There’s an amazing thing about the Bible, which is that it is deep and rich and multi-layered and complex and glorious. Yet, so often, we reduce it to the same short summary. It’s not that the summary is wrong, just that it is limited. I think there would be a fascinating biblical theology to be told about technology. From Adam and Eve’s first ‘clothes’, through the construction of the tower of Babel and idols like the golden calf, as well as the proper use of technology in building the tabernacle. You’d still get the sense of human creativity and ingenuity, flowing from their creator. And you’d certainly understand the sinful ways in which humanity perverts the use of technology.

So that’s the first thing. I wanted a deeper, richer, fuller, more thoughtful and nuanced engagement with the Bible and technology. Every so often the book hints at more but doesn’t take the time to explore those questions.

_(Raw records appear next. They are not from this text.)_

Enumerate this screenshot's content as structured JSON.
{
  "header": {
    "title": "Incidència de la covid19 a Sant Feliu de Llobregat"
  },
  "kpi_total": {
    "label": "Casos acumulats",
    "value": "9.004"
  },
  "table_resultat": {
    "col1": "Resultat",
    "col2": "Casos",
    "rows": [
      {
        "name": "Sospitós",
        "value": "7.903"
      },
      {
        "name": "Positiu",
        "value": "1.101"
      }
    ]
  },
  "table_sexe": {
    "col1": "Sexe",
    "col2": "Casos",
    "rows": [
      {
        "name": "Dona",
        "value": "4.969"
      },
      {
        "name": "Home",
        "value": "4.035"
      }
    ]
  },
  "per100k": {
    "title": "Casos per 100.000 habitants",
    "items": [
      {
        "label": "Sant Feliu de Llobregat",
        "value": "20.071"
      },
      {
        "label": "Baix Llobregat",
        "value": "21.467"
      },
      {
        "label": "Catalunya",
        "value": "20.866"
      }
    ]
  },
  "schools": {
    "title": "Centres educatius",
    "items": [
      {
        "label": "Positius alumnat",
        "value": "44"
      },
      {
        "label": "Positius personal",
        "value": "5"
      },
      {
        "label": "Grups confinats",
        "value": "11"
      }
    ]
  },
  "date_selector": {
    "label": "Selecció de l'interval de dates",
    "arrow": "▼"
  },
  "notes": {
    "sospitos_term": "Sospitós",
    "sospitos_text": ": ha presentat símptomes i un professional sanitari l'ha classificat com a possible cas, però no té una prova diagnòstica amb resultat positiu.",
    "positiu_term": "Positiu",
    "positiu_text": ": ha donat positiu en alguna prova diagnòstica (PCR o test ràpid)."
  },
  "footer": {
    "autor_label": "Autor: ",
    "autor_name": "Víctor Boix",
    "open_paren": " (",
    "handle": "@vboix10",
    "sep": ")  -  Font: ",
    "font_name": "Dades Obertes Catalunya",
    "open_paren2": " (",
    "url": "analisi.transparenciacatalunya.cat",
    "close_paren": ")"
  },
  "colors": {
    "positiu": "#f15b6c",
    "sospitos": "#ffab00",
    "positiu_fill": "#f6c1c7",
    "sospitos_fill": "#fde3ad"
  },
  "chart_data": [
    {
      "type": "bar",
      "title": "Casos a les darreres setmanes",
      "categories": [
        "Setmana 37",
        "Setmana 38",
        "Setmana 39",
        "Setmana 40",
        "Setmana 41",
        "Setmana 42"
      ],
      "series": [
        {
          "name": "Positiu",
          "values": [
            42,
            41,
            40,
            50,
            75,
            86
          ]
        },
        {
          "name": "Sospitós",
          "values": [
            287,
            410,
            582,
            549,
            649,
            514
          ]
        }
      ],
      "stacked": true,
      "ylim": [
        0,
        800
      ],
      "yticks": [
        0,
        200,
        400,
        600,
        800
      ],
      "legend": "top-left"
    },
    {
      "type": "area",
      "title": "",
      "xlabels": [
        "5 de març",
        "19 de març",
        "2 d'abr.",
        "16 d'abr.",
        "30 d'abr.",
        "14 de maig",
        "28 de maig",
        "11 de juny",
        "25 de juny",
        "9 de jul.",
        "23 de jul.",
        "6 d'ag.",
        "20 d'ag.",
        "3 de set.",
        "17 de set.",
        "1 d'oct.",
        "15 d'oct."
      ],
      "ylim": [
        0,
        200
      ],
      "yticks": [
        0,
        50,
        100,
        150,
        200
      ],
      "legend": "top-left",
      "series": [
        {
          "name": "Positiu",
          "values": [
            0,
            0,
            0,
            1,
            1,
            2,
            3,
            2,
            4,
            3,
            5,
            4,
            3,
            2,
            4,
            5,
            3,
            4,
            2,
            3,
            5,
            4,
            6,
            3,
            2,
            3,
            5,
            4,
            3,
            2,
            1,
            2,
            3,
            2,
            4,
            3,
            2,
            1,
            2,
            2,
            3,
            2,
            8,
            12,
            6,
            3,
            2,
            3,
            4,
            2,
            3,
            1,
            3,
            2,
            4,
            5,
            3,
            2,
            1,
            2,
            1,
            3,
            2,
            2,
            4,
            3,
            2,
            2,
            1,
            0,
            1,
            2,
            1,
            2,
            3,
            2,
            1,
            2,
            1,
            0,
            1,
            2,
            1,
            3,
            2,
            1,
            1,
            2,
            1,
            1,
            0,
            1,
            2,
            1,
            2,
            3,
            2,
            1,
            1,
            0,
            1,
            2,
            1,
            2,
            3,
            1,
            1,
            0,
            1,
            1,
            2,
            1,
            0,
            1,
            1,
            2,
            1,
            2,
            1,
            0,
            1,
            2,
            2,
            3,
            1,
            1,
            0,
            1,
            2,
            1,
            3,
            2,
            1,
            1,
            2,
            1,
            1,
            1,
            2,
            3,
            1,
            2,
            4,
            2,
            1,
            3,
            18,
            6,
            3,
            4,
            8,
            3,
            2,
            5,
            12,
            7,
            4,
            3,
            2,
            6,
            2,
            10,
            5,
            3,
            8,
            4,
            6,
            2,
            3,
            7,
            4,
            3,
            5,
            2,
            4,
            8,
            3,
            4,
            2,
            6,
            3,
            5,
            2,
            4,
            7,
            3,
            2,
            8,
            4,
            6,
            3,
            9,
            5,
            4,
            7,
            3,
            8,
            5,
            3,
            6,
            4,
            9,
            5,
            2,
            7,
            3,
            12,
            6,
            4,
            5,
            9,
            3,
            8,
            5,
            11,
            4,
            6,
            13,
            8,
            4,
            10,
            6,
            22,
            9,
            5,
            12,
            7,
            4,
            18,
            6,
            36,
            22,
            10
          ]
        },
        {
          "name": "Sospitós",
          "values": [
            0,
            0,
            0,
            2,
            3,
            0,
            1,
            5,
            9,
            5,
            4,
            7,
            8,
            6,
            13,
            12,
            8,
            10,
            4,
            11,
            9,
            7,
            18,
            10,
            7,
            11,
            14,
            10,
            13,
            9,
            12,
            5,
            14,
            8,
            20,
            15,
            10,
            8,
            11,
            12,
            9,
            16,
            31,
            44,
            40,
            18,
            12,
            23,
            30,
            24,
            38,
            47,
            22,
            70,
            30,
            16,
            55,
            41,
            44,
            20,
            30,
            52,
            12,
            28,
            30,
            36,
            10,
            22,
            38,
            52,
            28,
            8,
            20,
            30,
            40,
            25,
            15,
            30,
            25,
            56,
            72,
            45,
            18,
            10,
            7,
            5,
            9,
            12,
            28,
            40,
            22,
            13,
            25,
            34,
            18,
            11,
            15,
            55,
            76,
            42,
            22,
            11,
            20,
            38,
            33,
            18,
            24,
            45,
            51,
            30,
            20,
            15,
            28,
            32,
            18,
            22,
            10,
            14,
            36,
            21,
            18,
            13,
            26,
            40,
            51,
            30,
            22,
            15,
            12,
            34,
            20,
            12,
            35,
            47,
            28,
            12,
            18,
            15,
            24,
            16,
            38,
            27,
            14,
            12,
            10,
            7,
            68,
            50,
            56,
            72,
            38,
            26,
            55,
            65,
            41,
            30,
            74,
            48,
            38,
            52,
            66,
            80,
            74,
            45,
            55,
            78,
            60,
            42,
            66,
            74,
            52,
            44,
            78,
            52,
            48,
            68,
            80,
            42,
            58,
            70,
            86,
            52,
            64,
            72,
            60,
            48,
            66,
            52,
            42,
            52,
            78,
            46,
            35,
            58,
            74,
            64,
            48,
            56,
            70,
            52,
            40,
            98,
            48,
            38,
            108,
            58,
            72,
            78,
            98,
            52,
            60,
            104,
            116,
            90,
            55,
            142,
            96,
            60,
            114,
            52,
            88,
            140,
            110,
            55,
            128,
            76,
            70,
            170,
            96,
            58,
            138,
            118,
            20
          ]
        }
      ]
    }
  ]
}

The second thing I want to say about why I didn’t much enjoy reading this, is that the writing is (mostly) functional but far from beautiful. The prose is sometimes awkward, as if it has been transcribed from speech. There are far too many questions interrupting the flow for the reader. I don’t know whether some of these issues stem from the difficulty of co-authoring, or the admission in the acknowledgements that the first draft was written over the course of several late nights.

I do think that editors have a very important role to play here. Good books don’t just need good ideas, they also need good writers. And writers need the help of good editors to become good writers.

It’s as true now as it was when Ecclesiastes was written that ‘Of the making of many books there is no end.’ But please could we work a bit harder at making better books, even if that means making slightly fewer books?